Angell and Falcón saw teachers building unsuccessful classroom websites.
"Teachers would find they would spend hours and hours in the summer working on a classroom website and ignore it during the school year because it was too cumbersome," Angell said. "That led to the philosophy of Haiku we maintain today: providing for a sophisticated set of tools that you can access in just a few minutes a week."
In contrast to many similar companies at the time, Haiku was marketed specifically for K-12 teachers rather than higher education classrooms.
Haiku’s LMS helps teachers design an online classroom where students can view content created by teachers and submit assignments for their classes. Teachers can record grades, assess students’ work and assign projects through the web on Haiku.
Angell said Haiku is the simplest system to use because it is managed through the Internet.
"Our business model is as a web-delivered platform. The advantage to our customers is that we’re a software updated in a cloud," Angell said. "Our customers don’t have to maintain hardware, they don’t have to download software, they don’t have to worry about software updates. They simply have an account and log in from any web browser, and they are off and running."
This connection made Haiku an easy choice for Google when the company developed the Education app, he said. Google approached Haiku in October, and the Apps for Education launched in January.
"Because we are web-delivered, we play in the Internet space very nicely with other applications in the Internet," Angell said. "So the Google apps with our integration is a perfect example of that. Google is an online application and so is Haiku, and getting the two systems to communicate with each other is a relatively common practice for Haiku."
Teachers can now move seamlessly between their Google Education accounts and Haiku LMS after only signing in once, Falcón said. After teachers create Google Documents, build presentations or embed web links such as YouTube videos, they can transfer their curriculum easily to Haiku. Students also will find the connection between Google and Haiku an easy one to manage, Angell said.
"So teachers enter their Google apps space, they sign in, students sign in, they are checking their mail and they are creating Google docs for class," he said. "Right on the menu bar above there is a list that says ‘Haiku LMS’ and when they jump to that they find themselves inside the Haiku element space. No additional log-ins and no additional passwords. It’s a very clean process."
Falcón said Haiku hopes to address common problems for teachers through its integration with Google.
"Our goal with Google apps integration was to address each of those painpoints and remove them," Angell said.
Falcón said Haiku will soon launch updates to the program that organize content and file management.

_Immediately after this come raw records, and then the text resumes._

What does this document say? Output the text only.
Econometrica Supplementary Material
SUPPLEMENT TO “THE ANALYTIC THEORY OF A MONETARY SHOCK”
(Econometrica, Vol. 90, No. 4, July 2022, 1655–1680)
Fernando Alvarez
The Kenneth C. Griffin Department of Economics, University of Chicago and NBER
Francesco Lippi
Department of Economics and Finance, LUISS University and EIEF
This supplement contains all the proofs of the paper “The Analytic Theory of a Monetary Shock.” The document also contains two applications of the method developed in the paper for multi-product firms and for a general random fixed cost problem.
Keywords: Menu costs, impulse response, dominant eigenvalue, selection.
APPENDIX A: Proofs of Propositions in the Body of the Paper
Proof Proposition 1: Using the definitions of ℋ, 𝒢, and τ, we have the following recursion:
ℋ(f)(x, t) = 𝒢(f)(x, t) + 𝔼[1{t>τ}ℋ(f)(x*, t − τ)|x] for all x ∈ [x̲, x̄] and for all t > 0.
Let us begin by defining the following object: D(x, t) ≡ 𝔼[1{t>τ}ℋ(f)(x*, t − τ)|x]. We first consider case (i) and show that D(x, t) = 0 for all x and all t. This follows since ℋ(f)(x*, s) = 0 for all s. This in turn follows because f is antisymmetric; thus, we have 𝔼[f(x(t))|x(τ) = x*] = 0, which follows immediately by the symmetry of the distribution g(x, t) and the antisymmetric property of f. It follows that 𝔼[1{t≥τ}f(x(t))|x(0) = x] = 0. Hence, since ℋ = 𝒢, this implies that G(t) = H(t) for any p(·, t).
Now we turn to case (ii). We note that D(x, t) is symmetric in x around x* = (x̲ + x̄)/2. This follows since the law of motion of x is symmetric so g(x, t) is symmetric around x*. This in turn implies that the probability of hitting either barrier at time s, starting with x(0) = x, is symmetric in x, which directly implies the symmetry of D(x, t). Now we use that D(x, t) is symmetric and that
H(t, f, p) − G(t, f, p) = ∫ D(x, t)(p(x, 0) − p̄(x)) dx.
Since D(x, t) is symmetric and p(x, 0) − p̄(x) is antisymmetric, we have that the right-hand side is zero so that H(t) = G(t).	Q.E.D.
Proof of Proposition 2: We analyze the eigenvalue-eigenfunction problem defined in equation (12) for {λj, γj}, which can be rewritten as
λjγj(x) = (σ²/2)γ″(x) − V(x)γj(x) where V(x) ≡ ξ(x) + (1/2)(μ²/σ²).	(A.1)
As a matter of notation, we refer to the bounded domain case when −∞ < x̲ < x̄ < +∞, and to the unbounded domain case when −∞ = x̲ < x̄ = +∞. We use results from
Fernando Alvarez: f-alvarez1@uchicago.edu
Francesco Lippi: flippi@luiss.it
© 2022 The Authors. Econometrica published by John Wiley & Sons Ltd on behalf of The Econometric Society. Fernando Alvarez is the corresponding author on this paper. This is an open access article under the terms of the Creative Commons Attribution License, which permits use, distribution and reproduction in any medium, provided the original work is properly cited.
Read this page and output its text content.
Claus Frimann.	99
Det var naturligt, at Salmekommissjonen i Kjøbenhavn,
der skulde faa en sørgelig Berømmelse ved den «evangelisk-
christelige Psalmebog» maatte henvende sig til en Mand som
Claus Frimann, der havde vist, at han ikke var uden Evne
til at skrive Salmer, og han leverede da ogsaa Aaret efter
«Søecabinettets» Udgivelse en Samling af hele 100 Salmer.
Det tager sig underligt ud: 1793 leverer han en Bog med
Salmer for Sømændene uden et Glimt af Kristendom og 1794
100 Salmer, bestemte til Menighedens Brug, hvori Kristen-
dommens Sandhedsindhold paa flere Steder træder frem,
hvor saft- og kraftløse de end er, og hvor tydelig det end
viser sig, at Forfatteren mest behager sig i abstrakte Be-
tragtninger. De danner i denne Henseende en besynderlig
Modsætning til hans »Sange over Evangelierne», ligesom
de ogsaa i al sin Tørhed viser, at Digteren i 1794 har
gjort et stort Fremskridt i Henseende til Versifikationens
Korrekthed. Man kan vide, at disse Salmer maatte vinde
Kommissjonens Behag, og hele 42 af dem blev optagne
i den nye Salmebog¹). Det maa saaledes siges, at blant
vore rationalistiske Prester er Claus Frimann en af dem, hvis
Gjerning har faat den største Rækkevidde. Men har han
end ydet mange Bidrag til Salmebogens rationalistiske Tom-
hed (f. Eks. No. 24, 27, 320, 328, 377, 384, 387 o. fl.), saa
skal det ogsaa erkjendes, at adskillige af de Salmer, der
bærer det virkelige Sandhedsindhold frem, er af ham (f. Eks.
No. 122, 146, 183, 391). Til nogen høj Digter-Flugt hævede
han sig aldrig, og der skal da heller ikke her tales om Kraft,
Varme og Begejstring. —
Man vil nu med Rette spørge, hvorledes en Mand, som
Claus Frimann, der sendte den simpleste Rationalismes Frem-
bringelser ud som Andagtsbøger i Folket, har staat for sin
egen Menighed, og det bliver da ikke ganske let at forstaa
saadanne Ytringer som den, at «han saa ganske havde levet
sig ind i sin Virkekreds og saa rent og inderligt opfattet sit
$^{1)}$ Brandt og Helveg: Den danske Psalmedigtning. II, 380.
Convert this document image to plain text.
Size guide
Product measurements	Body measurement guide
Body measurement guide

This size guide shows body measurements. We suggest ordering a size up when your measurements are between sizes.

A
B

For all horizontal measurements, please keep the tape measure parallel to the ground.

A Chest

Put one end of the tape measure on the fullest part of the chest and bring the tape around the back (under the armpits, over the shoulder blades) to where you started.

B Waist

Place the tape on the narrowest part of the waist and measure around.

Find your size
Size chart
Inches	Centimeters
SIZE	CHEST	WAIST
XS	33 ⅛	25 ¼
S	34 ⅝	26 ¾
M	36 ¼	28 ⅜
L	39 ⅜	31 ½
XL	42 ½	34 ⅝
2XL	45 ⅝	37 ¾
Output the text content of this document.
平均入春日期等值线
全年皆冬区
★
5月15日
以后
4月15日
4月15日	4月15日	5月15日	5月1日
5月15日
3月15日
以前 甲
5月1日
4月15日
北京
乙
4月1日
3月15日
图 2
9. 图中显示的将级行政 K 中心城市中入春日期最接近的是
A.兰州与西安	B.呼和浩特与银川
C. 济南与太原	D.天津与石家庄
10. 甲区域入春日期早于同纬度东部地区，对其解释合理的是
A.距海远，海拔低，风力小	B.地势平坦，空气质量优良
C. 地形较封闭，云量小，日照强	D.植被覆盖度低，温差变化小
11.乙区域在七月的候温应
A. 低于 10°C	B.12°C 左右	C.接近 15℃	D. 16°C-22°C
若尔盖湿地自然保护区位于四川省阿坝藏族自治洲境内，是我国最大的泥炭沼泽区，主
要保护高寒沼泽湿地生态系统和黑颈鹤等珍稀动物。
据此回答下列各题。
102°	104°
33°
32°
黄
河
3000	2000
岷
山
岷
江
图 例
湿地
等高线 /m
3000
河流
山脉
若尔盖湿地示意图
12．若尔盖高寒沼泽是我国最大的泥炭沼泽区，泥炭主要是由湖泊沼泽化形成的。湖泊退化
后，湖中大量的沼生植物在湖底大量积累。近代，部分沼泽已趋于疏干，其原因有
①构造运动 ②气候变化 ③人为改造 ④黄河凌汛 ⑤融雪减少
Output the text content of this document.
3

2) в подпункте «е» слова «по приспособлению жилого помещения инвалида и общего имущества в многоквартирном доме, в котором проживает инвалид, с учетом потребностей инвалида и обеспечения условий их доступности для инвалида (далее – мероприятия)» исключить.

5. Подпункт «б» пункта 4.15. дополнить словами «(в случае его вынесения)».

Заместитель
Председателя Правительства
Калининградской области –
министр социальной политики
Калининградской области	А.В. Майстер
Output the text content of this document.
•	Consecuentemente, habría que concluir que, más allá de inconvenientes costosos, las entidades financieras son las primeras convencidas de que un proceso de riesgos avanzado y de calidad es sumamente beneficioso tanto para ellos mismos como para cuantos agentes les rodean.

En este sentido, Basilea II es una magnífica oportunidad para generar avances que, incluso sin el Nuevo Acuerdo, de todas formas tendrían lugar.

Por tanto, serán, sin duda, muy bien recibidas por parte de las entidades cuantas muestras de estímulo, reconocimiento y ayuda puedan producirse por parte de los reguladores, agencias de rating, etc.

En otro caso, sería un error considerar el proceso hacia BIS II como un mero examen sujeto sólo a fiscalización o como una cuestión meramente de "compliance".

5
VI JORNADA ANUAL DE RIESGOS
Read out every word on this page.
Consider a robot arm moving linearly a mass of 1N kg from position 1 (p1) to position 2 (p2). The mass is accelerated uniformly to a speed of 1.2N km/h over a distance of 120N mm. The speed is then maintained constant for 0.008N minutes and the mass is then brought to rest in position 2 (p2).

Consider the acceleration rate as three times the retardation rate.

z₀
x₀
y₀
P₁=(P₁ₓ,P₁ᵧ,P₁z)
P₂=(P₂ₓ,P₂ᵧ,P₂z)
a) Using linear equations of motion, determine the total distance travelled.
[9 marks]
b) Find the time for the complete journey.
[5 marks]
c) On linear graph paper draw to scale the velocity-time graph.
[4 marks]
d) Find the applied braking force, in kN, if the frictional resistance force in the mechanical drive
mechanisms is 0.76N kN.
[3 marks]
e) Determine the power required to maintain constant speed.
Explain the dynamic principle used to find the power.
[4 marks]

Google Apps for Education also respond to teachers’ needs for cost efficiency, Falcón said
"With the current state of the economy and current budget cuts, a lot of states are asking what they can do a lot more cheaply. And at the same time, as the nation tries to figure out what to do with education, there are a lot of initiatives right now which are pretty strict on what schools need to do," he said. "That is a hard combination for schools because you have to do more with a lot less. What they are doing is moving to Google apps because it is either cheap or free. ... Haiku is one of the most affordable elements out there."
Michelle Horning, an accounting professor at Goshen College, became involved with Haiku Learning first as an investor and second as a teacher when the company started.
"I use it as the place students can go for information about the class," she said. "In the past, professors would hand out a syllabus for the class with objective and assignments, but I do all of that online now."
Horning said she uses certain features on the website to expand her class beyond its meeting time on Monday, Wednesday and Friday. She uses her LMS to embed videos and post links to articles for her students, update her class calendar, collect assignments in the drop box without cluttering her e-mail and start discussion boards on class assignments.
"Students are so used to technology and to accessing things online that this is normal for them," she said. "They expect to access this information."
The Haiku LMS adapts well to K12 classrooms because most students are familiar with the web, Horning said.
"Students at all grade levels are comfortable with technology," she said. "Even my second grade son knows how to sit at the computer and access the Internet and maneuver a web site."
Websites like Capterra provided overwhelmingly positive reviews for Haiku, and most feedback agreed the system was constantly updated to improve its features.
"When Haiku started it did not have all the functionality that I wanted but they have added things over the years," she said. "The things I wanted three or four years ago are features I have now."
Some of those features include an online grade book where students can view their personal grades and comments, as well as the ability to embed videos on the class LMS page.
Falcón and Angell said they expect to see their Haiku grow even more with the Google Apps integration.
The company is based in Goshen and has five full-time employees. Falcón lives in Arizona, Angell lives in Goshen and the other employees are scattered across the globe.
Falcón said his daily conference includes six people in four different times zones. Haiku’s clients are global, as well. Haiku LMS is used in school districts ranging from southern California to Mumbai to Austrailia.
Haiku users of Google Apps responded with "sheer excitement," Falcón said.
"From a user perspective, this is very exciting," he said. "But it also opens up possibilities for us and is exciting from a business perspective, as well."